ただECBは声明で「見通しが悪化したり、金融情勢がインフレの道筋の持続的な調整に向けた一段の進展に整合しないものになった場合、理事会は買い入れプログラムの規模拡大、もしくは買い入れ期間の延長を決定する」とし、将来的に買い入れ規模を再び拡大する道も残した。
買い入れ規模の縮小はドイツやオランダなどの保守的な加盟国に譲歩したものと見られるが、ECBはユーロ圏周辺国などに配慮し、基調的なメッセージはハト派的だったと見方が出ている。

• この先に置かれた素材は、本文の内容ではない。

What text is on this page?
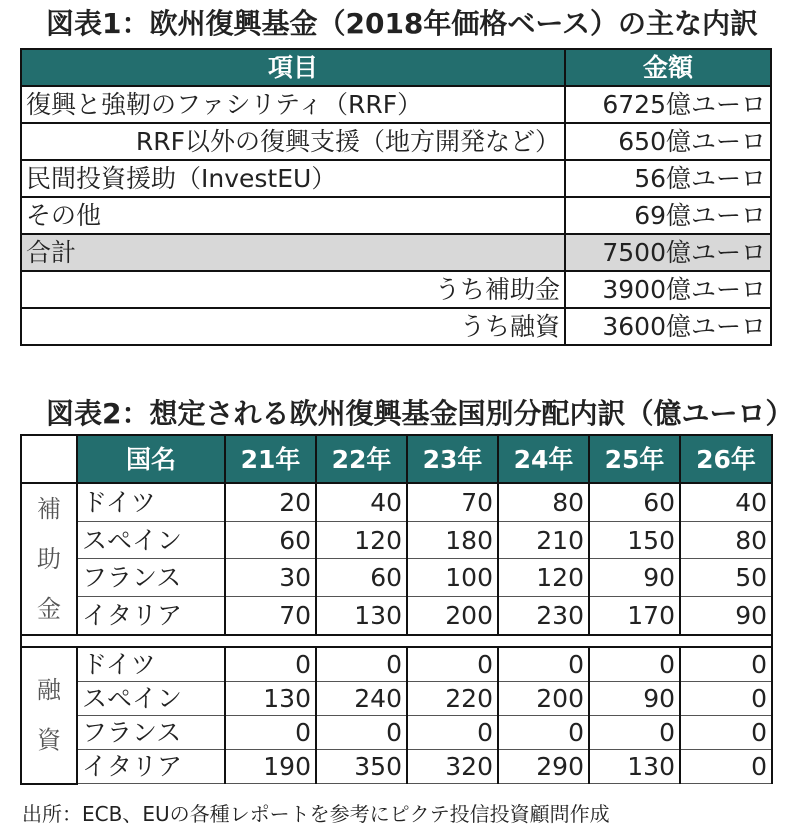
図表1：欧州復興基金（2018年価格ベース）の主な内訳
項目	金額
復興と強靭のファシリティ（RRF）	6725億ユーロ
RRF以外の復興支援（地方開発など）	650億ユーロ
民間投資援助（InvestEU）	56億ユーロ
その他	69億ユーロ
合計	7500億ユーロ
うち補助金	3900億ユーロ
うち融資	3600億ユーロ
図表2：想定される欧州復興基金国別分配内訳（億ユーロ）
	国名	21年	22年	23年	24年	25年	26年

補
助
金	ドイツ	20	40	70	80	60	40
	スペイン	60	120	180	210	150	80
	フランス	30	60	100	120	90	50
	イタリア	70	130	200	230	170	90

融
資	ドイツ	0	0	0	0	0	0
	スペイン	130	240	220	200	90	0
	フランス	0	0	0	0	0	0
	イタリア	190	350	320	290	130	0
出所：ECB、EUの各種レポートを参考にピクテ投信投資顧問作成
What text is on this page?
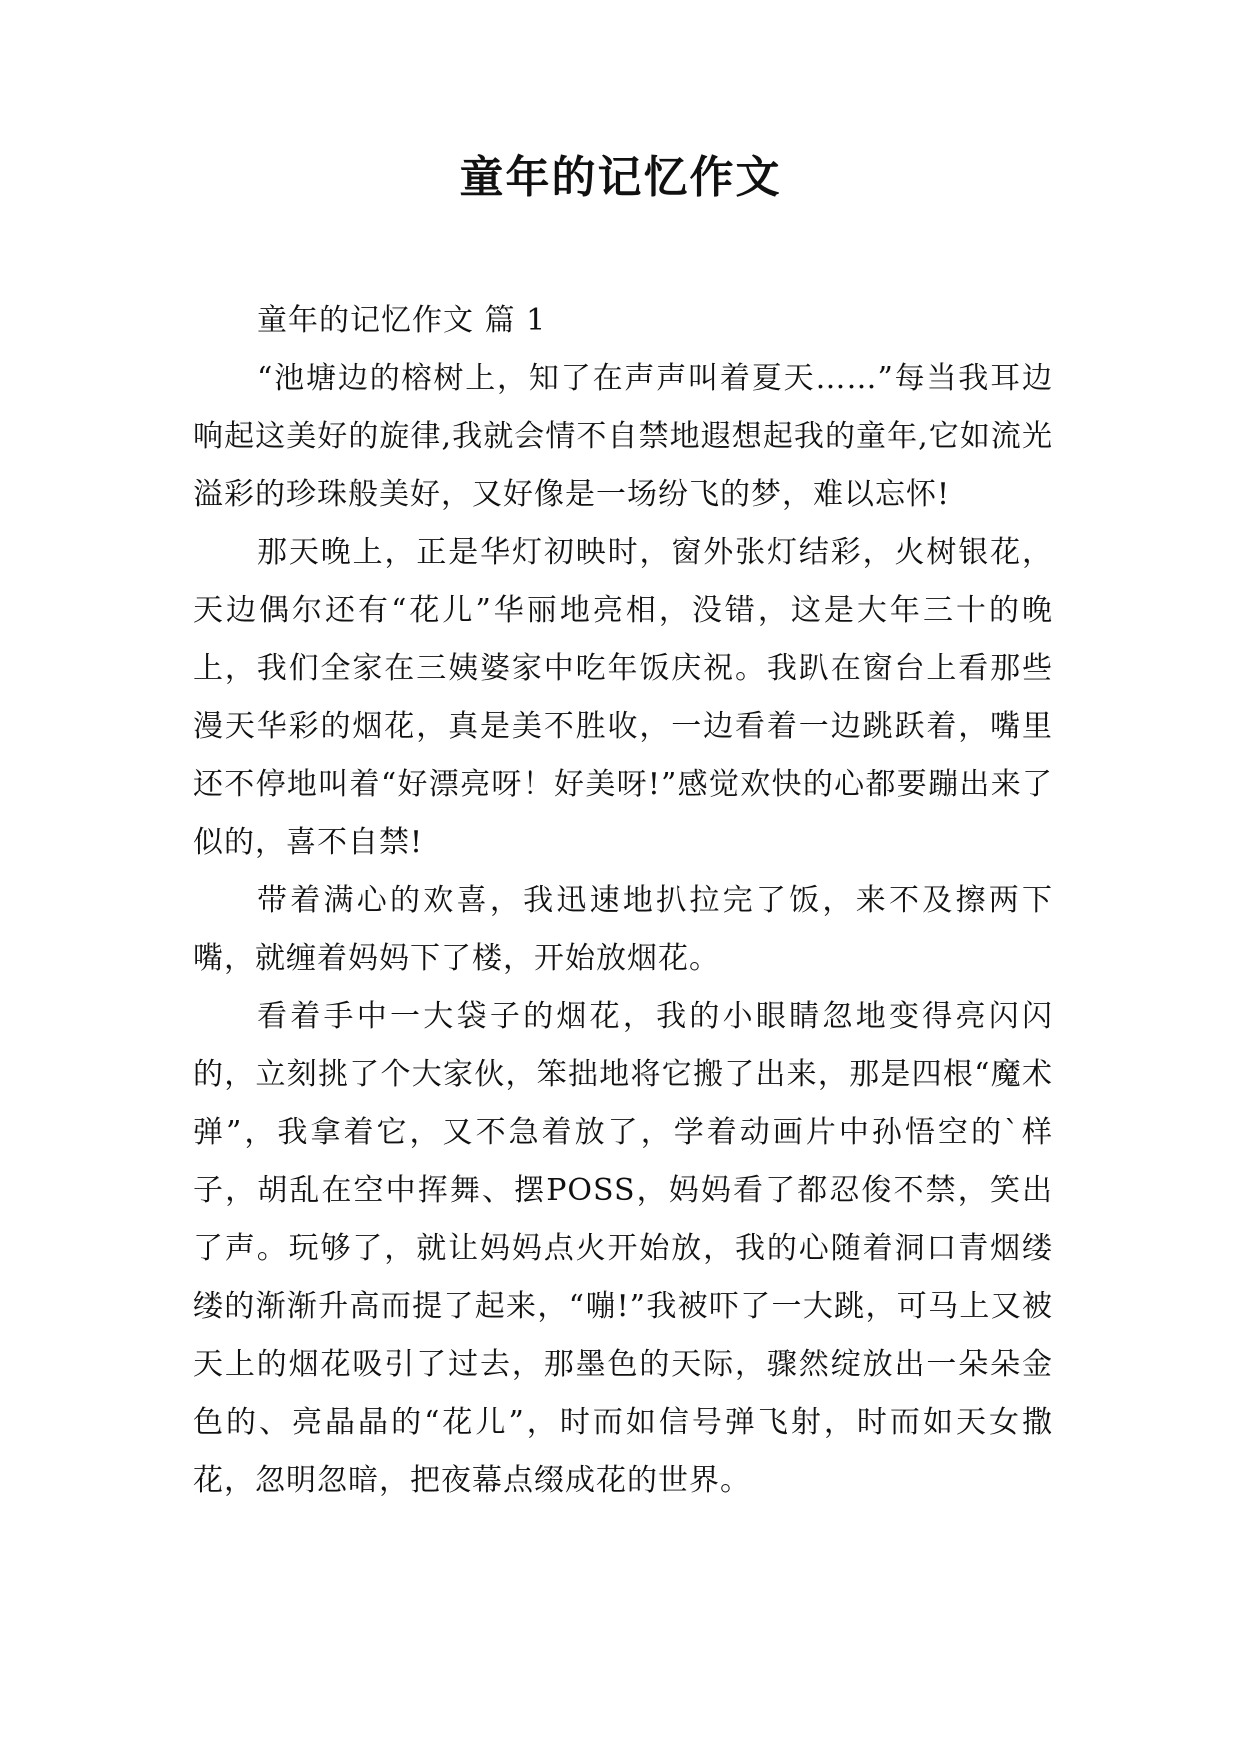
童年的记忆作文

童年的记忆作文 篇 1

“池塘边的榕树上，知了在声声叫着夏天……”每当我耳边响起这美好的旋律,我就会情不自禁地遐想起我的童年,它如流光溢彩的珍珠般美好，又好像是一场纷飞的梦，难以忘怀!

那天晚上，正是华灯初映时，窗外张灯结彩，火树银花，天边偶尔还有“花儿”华丽地亮相，没错，这是大年三十的晚上，我们全家在三姨婆家中吃年饭庆祝。我趴在窗台上看那些漫天华彩的烟花，真是美不胜收，一边看着一边跳跃着，嘴里还不停地叫着“好漂亮呀！好美呀!”感觉欢快的心都要蹦出来了似的，喜不自禁!

带着满心的欢喜，我迅速地扒拉完了饭，来不及擦两下嘴，就缠着妈妈下了楼，开始放烟花。

看着手中一大袋子的烟花，我的小眼睛忽地变得亮闪闪的，立刻挑了个大家伙，笨拙地将它搬了出来，那是四根“魔术弹”，我拿着它，又不急着放了，学着动画片中孙悟空的`样子，胡乱在空中挥舞、摆POSS，妈妈看了都忍俊不禁，笑出了声。玩够了，就让妈妈点火开始放，我的心随着洞口青烟缕缕的渐渐升高而提了起来，“嘣!”我被吓了一大跳，可马上又被天上的烟花吸引了过去，那墨色的天际，骤然绽放出一朵朵金色的、亮晶晶的“花儿”，时而如信号弹飞射，时而如天女撒花，忽明忽暗，把夜幕点缀成花的世界。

市場ではECBは月額800億ユーロのペースは維持しながら買い入れ期間を6カ月延長するのではないかとの見方が出ていたため、今回の決定は予想外だった。
テーパリングは協議せず
ただドラギ総裁は理事会後の記者会見で、資産買い入れの規模変更は金融緩和の縮小を示唆しているわけではないと言明。減額は市場におけるECBの持続的なプレゼンスを確保するためと説明し、今回の理事会でテーパリング(買い入れ縮小)については協議しなかったことを明確に示した。
同総裁は今回の決定を「実用主義的」で「柔軟」なものと表現。「(買い入れペースを)月額800億ユーロに戻すことも可能で、数多くの選択肢が存在する」とし、「テーパリングは視野に入っていないこと、ECBは市場にとどまり市場価格に圧力をかけ続けることを示すことが主要なメッセージとなる」と述べた。

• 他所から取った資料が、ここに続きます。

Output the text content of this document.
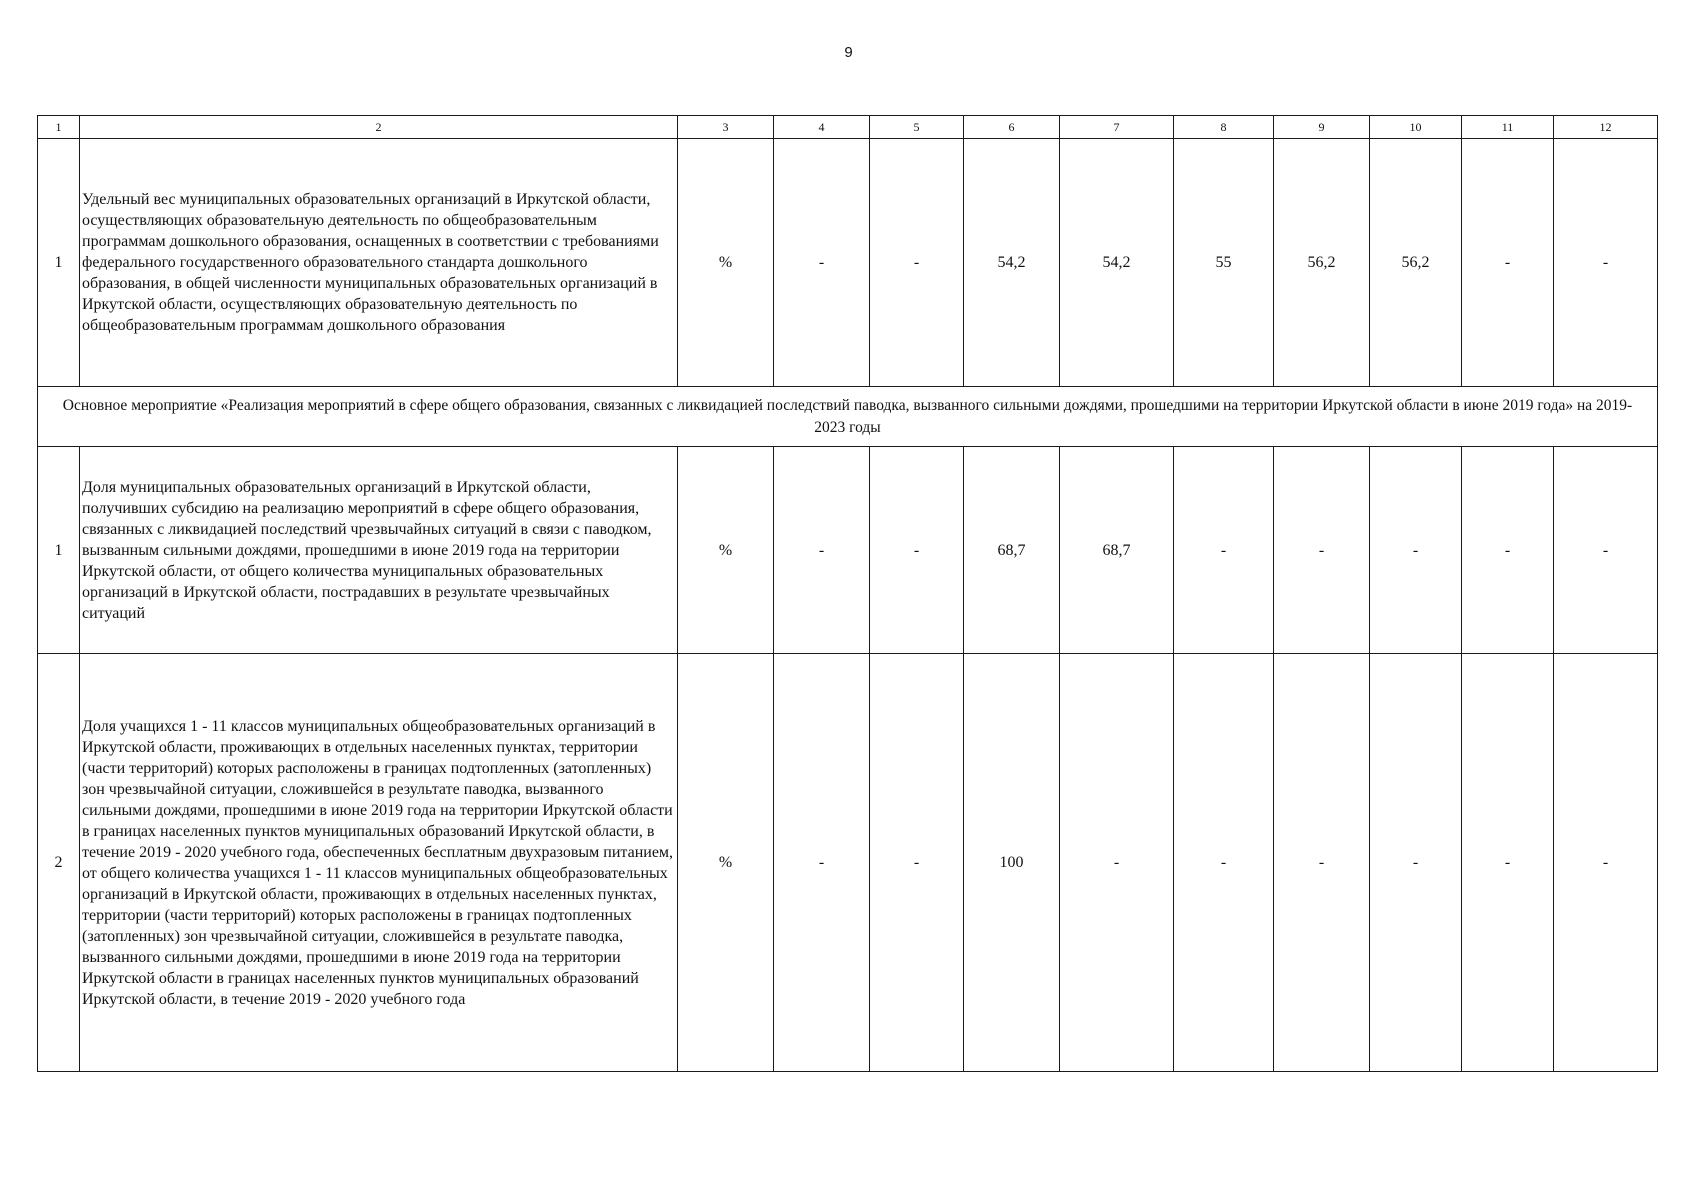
9
1	2	3	4	5	6	7	8	9	10	11	12
1	Удельный вес муниципальных образовательных организаций в Иркутской области, осуществляющих образовательную деятельность по общеобразовательным программам дошкольного образования, оснащенных в соответствии с требованиями федерального государственного образовательного стандарта дошкольного образования, в общей численности муниципальных образовательных организаций в Иркутской области, осуществляющих образовательную деятельность по общеобразовательным программам дошкольного образования	%	-	-	54,2	54,2	55	56,2	56,2	-	-
Основное мероприятие «Реализация мероприятий в сфере общего образования, связанных с ликвидацией последствий паводка, вызванного сильными дождями, прошедшими на территории Иркутской области в июне 2019 года» на 2019-2023 годы											
1	Доля муниципальных образовательных организаций в Иркутской области, получивших субсидию на реализацию мероприятий в сфере общего образования, связанных с ликвидацией последствий чрезвычайных ситуаций в связи с паводком, вызванным сильными дождями, прошедшими в июне 2019 года на территории Иркутской области, от общего количества муниципальных образовательных организаций в Иркутской области, пострадавших в результате чрезвычайных ситуаций	%	-	-	68,7	68,7	-	-	-	-	-
2	Доля учащихся 1 - 11 классов муниципальных общеобразовательных организаций в Иркутской области, проживающих в отдельных населенных пунктах, территории (части территорий) которых расположены в границах подтопленных (затопленных) зон чрезвычайной ситуации, сложившейся в результате паводка, вызванного сильными дождями, прошедшими в июне 2019 года на территории Иркутской области в границах населенных пунктов муниципальных образований Иркутской области, в течение 2019 - 2020 учебного года, обеспеченных бесплатным двухразовым питанием, от общего количества учащихся 1 - 11 классов муниципальных общеобразовательных организаций в Иркутской области, проживающих в отдельных населенных пунктах, территории (части территорий) которых расположены в границах подтопленных (затопленных) зон чрезвычайной ситуации, сложившейся в результате паводка, вызванного сильными дождями, прошедшими в июне 2019 года на территории Иркутской области в границах населенных пунктов муниципальных образований Иркутской области, в течение 2019 - 2020 учебного года	%	-	-	100	-	-	-	-	-	-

そのうえで、「あらゆるところで先行き不透明性が見られている」とし、このためにECBは声明で買い入れ規模が将来的に拡大されることもあるとの姿勢を示したと説明した。
シンクマーケッツの首席市場アナリスト、ナエーム・アスラム氏は「ECBが量的緩和策を来年12月末まで延長したことは市場の予想を超えるものだった」と指摘。「ただECBは4月からの買い入れ規模の縮小も決定したため、今回の決定はハト派的な手法を用いたテーパリングだったといえる」と述べた。
ECBの決定を受け、ユーロは3週間ぶりの高値に上昇。ただその後は下落に転じた。ユーロ圏国債利回りも一時上昇したが、その後上げ幅は縮小している。